England in the Super Sixes

England resume their Women’s World Cup defence tonight/tomorrow morning when they play Australia the first of three matches in the Super Six stage. The top two teams in the Super Sixes go through to the final and England start out fourth on points/net run rate carried forward after Sri Lanka’s upset of India knocked the latter out. It’ll be a bit of an uphill task, therefore; England have very little room for error now.
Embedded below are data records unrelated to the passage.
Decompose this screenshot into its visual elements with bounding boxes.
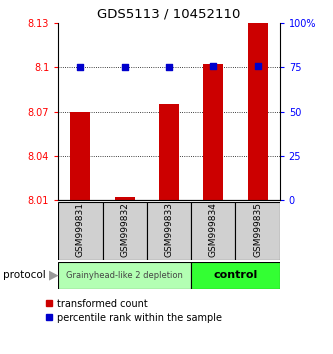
Point (211, 63, 216, 69)
Bar (203, 64, 223, 200)
Text: protocol: protocol (3, 270, 46, 280)
Bar (191, 202, 235, 260)
Text: GSM999831: GSM999831 (76, 202, 85, 257)
Text: GSM999834: GSM999834 (209, 202, 218, 257)
Bar (159, 104, 179, 200)
Bar (58, 262, 191, 289)
Bar (147, 202, 191, 260)
Bar (115, 197, 135, 200)
Text: GSM999832: GSM999832 (120, 202, 129, 257)
Bar (235, 202, 280, 260)
Bar (58, 202, 103, 260)
Text: Grainyhead-like 2 depletion: Grainyhead-like 2 depletion (66, 271, 183, 280)
Text: GSM999835: GSM999835 (253, 202, 262, 257)
Legend: transformed count, percentile rank within the sample: transformed count, percentile rank withi… (45, 299, 222, 322)
Bar (103, 202, 147, 260)
Point (78, 64, 83, 70)
Point (255, 63, 260, 69)
Text: control: control (213, 270, 257, 280)
Point (166, 64, 172, 70)
Bar (191, 262, 280, 289)
Bar (248, 23, 267, 200)
Bar (71, 112, 90, 200)
Text: GSM999833: GSM999833 (165, 202, 173, 257)
Text: ▶: ▶ (49, 269, 59, 282)
Point (122, 64, 128, 70)
Title: GDS5113 / 10452110: GDS5113 / 10452110 (97, 7, 241, 21)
England will play Australia, New Zealand and South Africa in this round; Australia are very much the form team and are the only one of the six in the second round to have carried forward maximum points. New Zealand also looked very strong in the group stage until losing to Australia, so the only match in which England will be comfortable favourites will likely be the second one against South Africa. This presents an obvious problem for England, but there is also the subtler problem that the West Indies and Sri Lanka, whilst certainly deserving of their spot in the second round, are going to be underdogs against Australia and New Zealand. (Though given that Sri Lanka have now won twice against heavily-favoured opposition they cannot be counted out.) Because England start out fourth, they will need to actually better the results of Australia and New Zealand. The upshot is that unless England get some help from one of the other Group A teams, they may have to win all three of their Super Six matches.
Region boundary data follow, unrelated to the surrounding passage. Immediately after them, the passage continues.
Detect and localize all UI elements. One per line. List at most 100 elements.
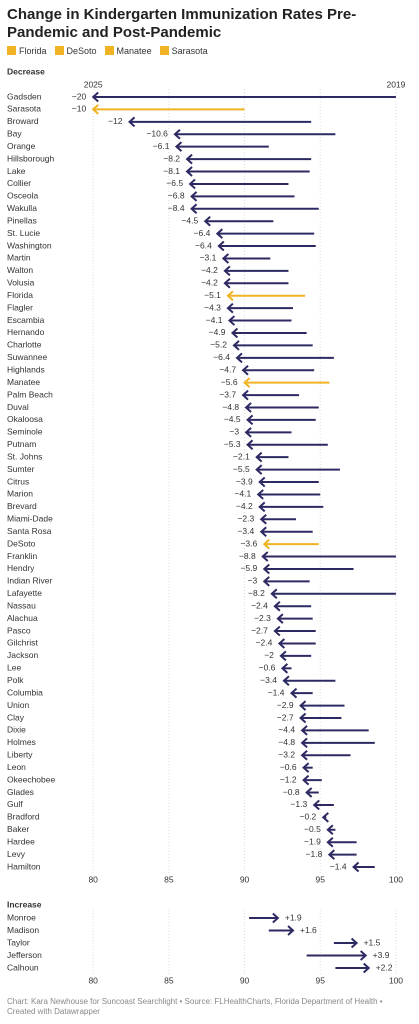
arrow-head bbox=[272, 912, 280, 924]
legend-item: Manatee bbox=[104, 46, 152, 56]
arrow-head bbox=[262, 563, 270, 575]
category-label: Escambia bbox=[7, 315, 45, 325]
category-label: Citrus bbox=[7, 476, 29, 486]
change-label: −0.5 bbox=[304, 824, 321, 834]
arrow-head bbox=[327, 849, 336, 860]
change-label: −3.7 bbox=[219, 389, 236, 399]
change-label: −4.7 bbox=[219, 364, 236, 374]
change-label: −2.1 bbox=[233, 451, 250, 461]
category-label: Levy bbox=[7, 849, 26, 859]
arrow-head bbox=[244, 402, 252, 413]
category-label: Gilchrist bbox=[7, 638, 38, 648]
arrow-head bbox=[174, 141, 183, 152]
change-label: −10 bbox=[72, 104, 87, 114]
legend-swatch bbox=[104, 46, 114, 55]
category-label: Okaloosa bbox=[7, 414, 43, 424]
x-tick-label: 80 bbox=[88, 874, 98, 884]
change-label: −8.1 bbox=[163, 166, 180, 176]
change-label: +1.5 bbox=[364, 937, 381, 947]
change-label: +1.9 bbox=[285, 912, 302, 922]
series-label: 2019 bbox=[386, 79, 405, 89]
x-tick-label: 95 bbox=[316, 975, 326, 985]
section-label: Increase bbox=[7, 899, 42, 909]
legend-item: Sarasota bbox=[159, 46, 208, 56]
change-label: −4.2 bbox=[201, 265, 218, 275]
change-label: −4.5 bbox=[224, 414, 241, 424]
category-label: Lee bbox=[7, 663, 21, 673]
category-label: Columbia bbox=[7, 687, 43, 697]
category-label: Pinellas bbox=[7, 215, 37, 225]
category-label: Gadsden bbox=[7, 91, 42, 101]
category-label: Franklin bbox=[7, 551, 38, 561]
category-label: Volusia bbox=[7, 278, 35, 288]
category-label: Bradford bbox=[7, 812, 40, 822]
x-tick-label: 90 bbox=[240, 874, 250, 884]
change-label: −1.8 bbox=[306, 849, 323, 859]
arrow-head bbox=[241, 389, 249, 401]
change-label: −20 bbox=[72, 91, 87, 101]
category-label: Okeechobee bbox=[7, 774, 55, 784]
category-label: Putnam bbox=[7, 439, 36, 449]
change-label: −0.6 bbox=[259, 663, 276, 673]
category-label: Highlands bbox=[7, 364, 45, 374]
change-label: −8.8 bbox=[239, 551, 256, 561]
category-label: Baker bbox=[7, 824, 29, 834]
arrow-head bbox=[299, 712, 307, 724]
category-label: Martin bbox=[7, 253, 31, 263]
arrow-head bbox=[91, 91, 99, 103]
category-label: Florida bbox=[7, 290, 33, 300]
category-label: Manatee bbox=[7, 377, 40, 387]
category-label: DeSoto bbox=[7, 538, 36, 548]
arrow-head bbox=[363, 962, 371, 974]
change-label: −12 bbox=[108, 116, 123, 126]
legend-label: Manatee bbox=[116, 46, 152, 56]
arrow-head bbox=[258, 476, 266, 488]
arrow-head bbox=[261, 551, 269, 562]
change-label: −0.2 bbox=[300, 812, 317, 822]
category-label: Duval bbox=[7, 402, 29, 412]
category-label: Brevard bbox=[7, 501, 37, 511]
category-label: Walton bbox=[7, 265, 33, 275]
x-tick-label: 100 bbox=[389, 975, 403, 985]
legend-swatch bbox=[7, 46, 16, 55]
arrow-head bbox=[273, 600, 281, 612]
change-label: −4.3 bbox=[204, 302, 221, 312]
change-label: −4.1 bbox=[206, 315, 223, 325]
category-label: Santa Rosa bbox=[7, 526, 52, 536]
change-label: +3.9 bbox=[373, 950, 390, 960]
change-label: −6.4 bbox=[195, 240, 212, 250]
change-label: −3 bbox=[229, 427, 239, 437]
change-label: −2.7 bbox=[277, 712, 294, 722]
arrow-head bbox=[326, 836, 334, 848]
arrow-head bbox=[282, 675, 290, 686]
category-label: Broward bbox=[7, 116, 39, 126]
change-label: −6.8 bbox=[168, 191, 185, 201]
category-label: Nassau bbox=[7, 600, 36, 610]
category-label: Palm Beach bbox=[7, 389, 53, 399]
change-label: −4.4 bbox=[278, 725, 295, 735]
category-label: Alachua bbox=[7, 613, 38, 623]
arrow-head bbox=[190, 191, 198, 202]
change-label: −2.3 bbox=[237, 514, 254, 524]
category-label: Hendry bbox=[7, 563, 35, 573]
arrow-head bbox=[255, 451, 263, 463]
arrow-head bbox=[270, 588, 278, 600]
change-label: +1.6 bbox=[300, 925, 317, 935]
arrow-head bbox=[128, 116, 136, 128]
category-label: Osceola bbox=[7, 191, 38, 201]
category-label: Pasco bbox=[7, 625, 31, 635]
category-label: Leon bbox=[7, 762, 26, 772]
legend-label: Florida bbox=[19, 46, 47, 56]
arrow-head bbox=[321, 812, 329, 823]
change-label: −2.3 bbox=[254, 613, 271, 623]
legend-swatch bbox=[54, 46, 64, 55]
arrow-head bbox=[227, 315, 236, 326]
arrow-head bbox=[300, 750, 308, 761]
category-label: Orange bbox=[7, 141, 36, 151]
category-label: Sumter bbox=[7, 464, 35, 474]
category-label: Flagler bbox=[7, 302, 33, 312]
change-label: −3.2 bbox=[278, 750, 295, 760]
x-tick-label: 90 bbox=[240, 975, 250, 985]
change-label: −5.9 bbox=[240, 563, 257, 573]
England looked sharp after their loss in the opening match and knocked off India and the West Indies without a great deal of difficulty, but there is still room for improvement and with Australia in ominous looking form they probably have to improve. Most notable even in their wins in Group A was how England seemed to let up with the ball during the middle overs. This is not uncommon in ODIs, of course, but after getting well on top of both India and the West Indies it was a bit troubling to see them start to let those teams back into the game. Especially in the win over India, the final margin was much closer than it ought to have been. If England manage to take early wickets against Australia they will need to be more aggressive; Australia bat deep enough that they can recover lost ground if they are given the chance. England also have the fitness of Katherine Brunt about which to worry. She came off in the middle of an over after turning her ankle against the West Indies. There’s been no news that I’ve seen concerning how well she has come back from that, but if she is not fit it will be a massive blow for England.
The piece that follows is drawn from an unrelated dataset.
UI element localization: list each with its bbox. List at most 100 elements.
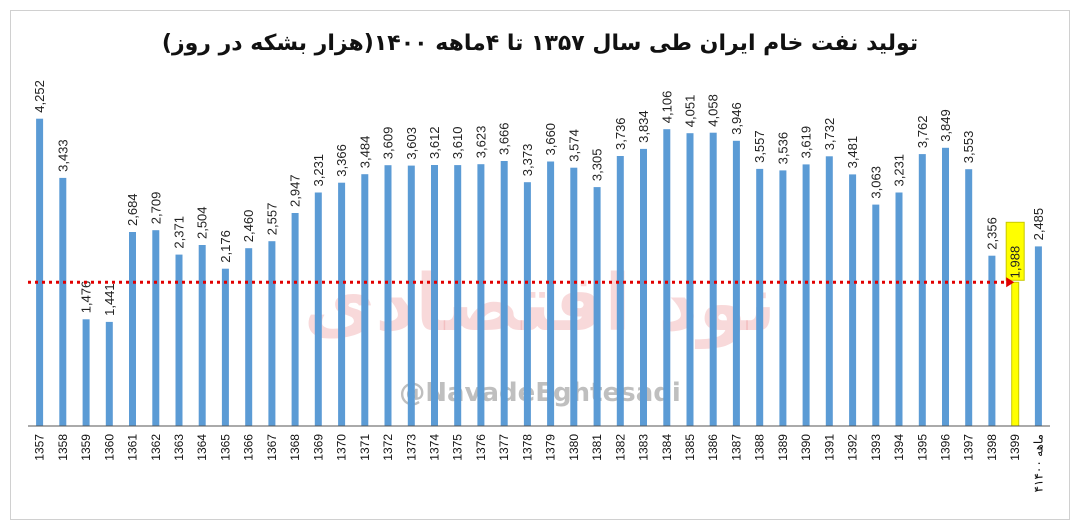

England may have a slight advantage with the match being played in Mumbai; they have already played two matches at the Brabourne Stadium and Australia have to fly over from Cuttack, where the conditions were rather different. The toss will likely be a big factor as well. The conditions in Mumbai have really favoured the bowlers in the early morning before flattening out in the afternoon and in each of England’s three matches the side batting first have got off to a poor start. It’s possible that this might have even been the difference between a win and a loss for England in the opening match. It is another early start against Australia and it is probably too much to hope that Australian captain Jodie Fields will make the same mistake that her West Indian counterpart did in batting first if she wins the toss, so England will very much be hoping for better luck after Charlotte Edwards lost all three tosses in the group stage.

The match against Australia is not quite a must-win affair for England, but to lose would end any realistic hopes of topping the group and throw them into a very open battle for the second spot where net run rate would likely come into play. The early loss against Sri Lanka may yet prove very costly.